Choosing fonts for your next project

Choosing fonts for your project can be a challenge. How do you pick fonts that work? The fonts that you choose can either help or distract your users. You want to pick fonts that are easy to read and fit the personality or mood you want to convey.

Choosing fonts for your next project
Photo by Alexander Andrews on Unsplash

Where do you start?

Pick fonts that match the purpose of your design
Whether you are creating a blog, tutorial, app or business website, you need to pick fonts that match the mood or personality of the project. Fonts can have distinct personalities or moods — casual, serious, playful or elegant.

Decide on a visual hierarchy

Fonts help you to design a typographic hierarchy. You decide how the fonts work together. The three levels we need to consider are primary, secondary and tertiary. The primary level is your headlines. Secondary is used for subheads, captions and pull quotes. The tertiary level is your main body text. These levels help users to scan quickly and focus on the information that they need.

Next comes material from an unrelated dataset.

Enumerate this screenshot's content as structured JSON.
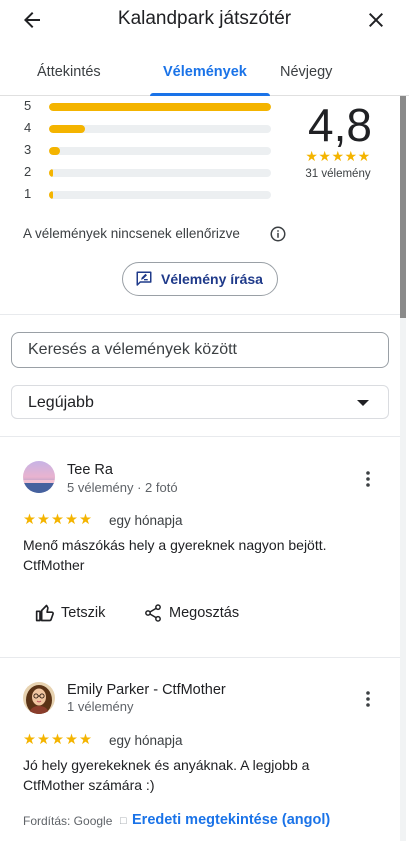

Choose fonts that work with your project

No matter what type of project you are making different fonts work better than others. Fancy and decorative fonts may be a better choice on a blog than your business website.

Create contrast

Pick fonts that complement each other. Mix style, weight, size, spacing and color to achieve the desired effect. For example, pari a bold, chunky font with a tall, thin one.

Limit the number of fonts used

Try keeping the number of fonts to 2 or 3. If you design needs more, add one font at a time.

Use a font generator

A font generators can help you to pick out fonts or experiment with new ones.

Practice

Build sample pages or apps to test out different fonts to see how they work. Keep experimenting and reading blogs for suggestions on font combinations.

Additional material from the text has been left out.